Here are the contents of the reference.conf file:

{
    "baseDirectory" : ".",
    "emailAddress" : "xxxxx@email.com",
    "jarDirs" : [
        "plugins",
        "cordapps"
    ],
    "keyStorePassword" : "MYPASSWORD",
    "myLegalName" : "MYLEGALNAME",
    "p2pAddress" : "banka.com:10005", // Host and port exposed by Internet facing firewall/load balancer in front of float servers in DMZ.
    "messagingServerAddress" : "0.0.0.0:11005", // Specifying endpoints of local Artemis instances
    "messagingServerExternal" : false, // Specifying that it is not an external instance
    "devMode" : false, // Turn off things like key autogeneration and require proper doorman registration.
    "detectPublicIp" : false, // Do not perform any public IP lookup on the host.


    "networkServices" : {
        "doormanURL" : "https://doorman.uat.corda.network/",
        "networkMapURL" : "https://netmap.uat.corda.network/"
    },

//Azure SQL
//Microsoft SQL Server 2017
    "dataSourceProperties" : {
        "dataSource" : {
            "url" : "jdbc:sqlserver://SERVER:1433;database=DATABASENAME;encrypt=true;trustServerCertificate=false;hostNameInCertificate=*.database.windows.net;loginTimeout=30;",
            "user" : "user",
            "password" : "password"
        },
        "dataSourceClassName" : "com.microsoft.sqlserver.jdbc.SQLServerDataSource"
    },

// postGres 9.6 RDBMS
    "dataSourceProperties" : {
        "dataSource" : {
           "url" : "jdbc:postgresql://SERVER:5432/DATABASENAME",
            "user" : "user",
            "password" : "password"
        },
        "dataSourceClassName" : "org.postgresql.ds.PGSimpleDataSource"
    },

// Oracle 11gR2/12cR2 RDBMS
    "dataSourceProperties" : {
        "dataSourceClassName" : "oracle.jdbc.pool.OracleDataSource",
        "dataSource" : {
   "url" : "jdbc:oracle:thin:@SERVERNAME:1521/DATABASENAME",
   "user" :  "user",
   "password" : "password"
        },
        },
    "database" : {
        "runMigration" : "true",
        "schema" : "dbo",
        "transactionIsolationLevel" : "READ_COMMITTED"
    },

    "rpcSettings" : {
        "address" : "0.0.0.0:10003",
        "adminAddress" : "0.0.0.0:10004"
    },
    "rpcUsers" : [
        {
            "password" : "test1",
            "user" : "user1",
            "permissions" : [ "ALL" ]
        }
    ],
    "trustStorePassword" : "PASSWORD",
    "sshd" : {
        "port" : "2222"
    },
}

Configuration examples

Simple notary configuration file

    myLegalName = "O=Notary Service,OU=corda,L=London,C=GB"
    keyStorePassword = "cordacadevpass"
    trustStorePassword = "trustpass"
    p2pAddress = "localhost:12345"
    rpcSettings {
        useSsl = false
        standAloneBroker = false
        address = "my-corda-node:10003"
        adminAddress = "my-corda-node:10004"
    }
    notary {
        validating = false
    }
    compatibilityZoneURL : "https://cz.corda.net"
    enterpriseConfiguration = {
        tuning = {
            rpcThreadPoolSize = 16
            flowThreadPoolSize = 256
        }
    }
    devMode = false
    networkServices {
        doormanURL = "https://cz.example.com"
        networkMapURL = "https://cz.example.com"
    }

Generating a public key hash

This section details how a public key hash can be extracted and generated from a signed CorDapp. This is required for a select number of configuration properties.

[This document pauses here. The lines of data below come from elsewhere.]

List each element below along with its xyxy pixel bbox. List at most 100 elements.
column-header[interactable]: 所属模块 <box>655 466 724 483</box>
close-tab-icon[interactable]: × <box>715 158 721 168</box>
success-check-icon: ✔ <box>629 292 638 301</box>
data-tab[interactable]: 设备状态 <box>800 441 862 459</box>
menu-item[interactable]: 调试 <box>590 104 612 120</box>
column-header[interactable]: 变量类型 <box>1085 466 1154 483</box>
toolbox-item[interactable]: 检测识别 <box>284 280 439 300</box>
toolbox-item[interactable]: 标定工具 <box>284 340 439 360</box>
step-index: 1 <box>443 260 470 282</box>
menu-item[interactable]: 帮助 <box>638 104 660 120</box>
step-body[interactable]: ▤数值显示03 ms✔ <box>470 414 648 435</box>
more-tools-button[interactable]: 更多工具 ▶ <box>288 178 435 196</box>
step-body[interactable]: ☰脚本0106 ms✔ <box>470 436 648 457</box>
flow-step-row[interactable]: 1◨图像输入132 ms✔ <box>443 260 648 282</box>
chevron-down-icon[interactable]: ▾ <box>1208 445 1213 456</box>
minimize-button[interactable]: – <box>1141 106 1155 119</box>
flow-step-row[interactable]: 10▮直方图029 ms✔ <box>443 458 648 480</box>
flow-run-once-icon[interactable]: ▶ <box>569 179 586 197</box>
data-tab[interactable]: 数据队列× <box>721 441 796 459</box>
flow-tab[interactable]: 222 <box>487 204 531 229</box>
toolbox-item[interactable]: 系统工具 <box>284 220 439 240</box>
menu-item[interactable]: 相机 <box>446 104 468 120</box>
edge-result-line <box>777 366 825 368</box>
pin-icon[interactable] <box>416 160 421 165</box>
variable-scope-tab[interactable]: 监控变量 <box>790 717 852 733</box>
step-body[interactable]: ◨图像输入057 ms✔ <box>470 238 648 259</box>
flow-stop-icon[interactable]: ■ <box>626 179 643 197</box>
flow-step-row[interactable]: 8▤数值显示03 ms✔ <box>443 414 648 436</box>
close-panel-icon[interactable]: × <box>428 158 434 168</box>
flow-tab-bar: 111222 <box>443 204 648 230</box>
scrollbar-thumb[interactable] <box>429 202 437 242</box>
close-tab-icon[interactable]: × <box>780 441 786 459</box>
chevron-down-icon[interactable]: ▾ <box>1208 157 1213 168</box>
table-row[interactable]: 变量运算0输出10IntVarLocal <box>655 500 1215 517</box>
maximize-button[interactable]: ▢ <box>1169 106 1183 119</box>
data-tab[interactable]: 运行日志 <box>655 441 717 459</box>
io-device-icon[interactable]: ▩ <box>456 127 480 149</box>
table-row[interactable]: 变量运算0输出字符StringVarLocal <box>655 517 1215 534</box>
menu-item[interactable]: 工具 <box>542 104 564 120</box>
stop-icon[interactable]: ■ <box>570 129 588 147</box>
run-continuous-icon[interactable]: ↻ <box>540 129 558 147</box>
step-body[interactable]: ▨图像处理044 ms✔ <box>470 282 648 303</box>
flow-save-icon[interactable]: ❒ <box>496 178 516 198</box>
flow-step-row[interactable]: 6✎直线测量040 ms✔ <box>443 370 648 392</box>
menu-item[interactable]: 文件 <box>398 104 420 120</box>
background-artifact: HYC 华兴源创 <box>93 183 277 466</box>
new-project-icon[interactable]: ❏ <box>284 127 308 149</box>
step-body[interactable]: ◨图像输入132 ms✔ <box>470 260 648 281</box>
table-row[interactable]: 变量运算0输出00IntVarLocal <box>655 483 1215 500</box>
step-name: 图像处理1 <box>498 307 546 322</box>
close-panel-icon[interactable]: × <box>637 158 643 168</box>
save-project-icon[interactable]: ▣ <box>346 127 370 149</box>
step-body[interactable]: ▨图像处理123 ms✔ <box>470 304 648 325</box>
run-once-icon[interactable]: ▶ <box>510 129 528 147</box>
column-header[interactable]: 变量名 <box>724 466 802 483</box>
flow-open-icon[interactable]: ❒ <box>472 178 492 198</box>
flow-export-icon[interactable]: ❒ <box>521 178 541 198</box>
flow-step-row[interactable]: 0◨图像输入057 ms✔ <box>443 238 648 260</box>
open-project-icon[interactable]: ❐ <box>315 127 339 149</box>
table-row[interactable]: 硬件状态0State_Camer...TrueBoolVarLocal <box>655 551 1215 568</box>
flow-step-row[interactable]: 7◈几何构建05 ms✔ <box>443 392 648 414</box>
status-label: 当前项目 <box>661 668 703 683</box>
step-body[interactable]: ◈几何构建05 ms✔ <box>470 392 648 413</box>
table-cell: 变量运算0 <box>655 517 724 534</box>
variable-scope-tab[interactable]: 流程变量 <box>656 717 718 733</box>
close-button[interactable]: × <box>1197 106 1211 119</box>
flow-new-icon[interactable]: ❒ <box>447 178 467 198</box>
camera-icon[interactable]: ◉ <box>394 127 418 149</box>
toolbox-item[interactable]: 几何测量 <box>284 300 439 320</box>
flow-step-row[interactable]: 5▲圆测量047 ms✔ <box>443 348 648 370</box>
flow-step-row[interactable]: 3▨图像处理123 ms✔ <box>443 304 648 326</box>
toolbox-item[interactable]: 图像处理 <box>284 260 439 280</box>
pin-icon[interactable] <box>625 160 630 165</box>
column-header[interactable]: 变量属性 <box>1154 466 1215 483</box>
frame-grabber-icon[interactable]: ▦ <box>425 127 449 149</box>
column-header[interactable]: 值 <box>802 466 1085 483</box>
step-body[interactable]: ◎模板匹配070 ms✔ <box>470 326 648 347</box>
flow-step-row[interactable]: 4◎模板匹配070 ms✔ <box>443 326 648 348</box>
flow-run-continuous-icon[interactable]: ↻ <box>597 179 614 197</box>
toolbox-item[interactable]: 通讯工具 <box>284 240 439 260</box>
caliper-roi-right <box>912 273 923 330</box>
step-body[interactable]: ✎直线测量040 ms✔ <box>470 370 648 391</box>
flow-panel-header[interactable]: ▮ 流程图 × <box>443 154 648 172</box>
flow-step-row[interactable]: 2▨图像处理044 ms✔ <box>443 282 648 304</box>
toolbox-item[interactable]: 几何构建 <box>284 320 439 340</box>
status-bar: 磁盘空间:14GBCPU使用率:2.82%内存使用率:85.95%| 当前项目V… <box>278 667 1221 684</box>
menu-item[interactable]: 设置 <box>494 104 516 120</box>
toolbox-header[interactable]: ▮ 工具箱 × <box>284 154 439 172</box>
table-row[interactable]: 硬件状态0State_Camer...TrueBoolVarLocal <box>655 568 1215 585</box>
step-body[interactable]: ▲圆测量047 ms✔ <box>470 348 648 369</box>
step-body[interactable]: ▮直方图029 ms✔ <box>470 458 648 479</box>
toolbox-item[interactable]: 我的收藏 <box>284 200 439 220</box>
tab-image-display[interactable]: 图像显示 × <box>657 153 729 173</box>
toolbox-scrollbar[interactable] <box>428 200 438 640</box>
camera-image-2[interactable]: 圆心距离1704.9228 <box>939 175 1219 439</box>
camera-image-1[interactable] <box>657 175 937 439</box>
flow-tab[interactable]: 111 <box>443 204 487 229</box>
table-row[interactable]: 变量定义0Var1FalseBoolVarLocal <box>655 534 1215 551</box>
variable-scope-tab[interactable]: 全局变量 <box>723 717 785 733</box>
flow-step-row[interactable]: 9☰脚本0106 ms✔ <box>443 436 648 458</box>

Below are the steps to generate a hash for a CorDapp signed with a RSA certificate. A similar process should work for other certificate types.

  • Extract the contents of the signed CorDapp jar.
  • Run the following command (replacing the < > variables):
openssl pkcs7 -in <extract_signed_jar_directory>/META-INF/<signature_to_hash>.RSA -print_certs -inform DER -outform DER \
| openssl x509 -pubkey -noout \
| openssl rsa -pubin -outform der | openssl dgst -sha256
  • Copy the public key hash that is generated and place it into the required location (e.g. in node.conf).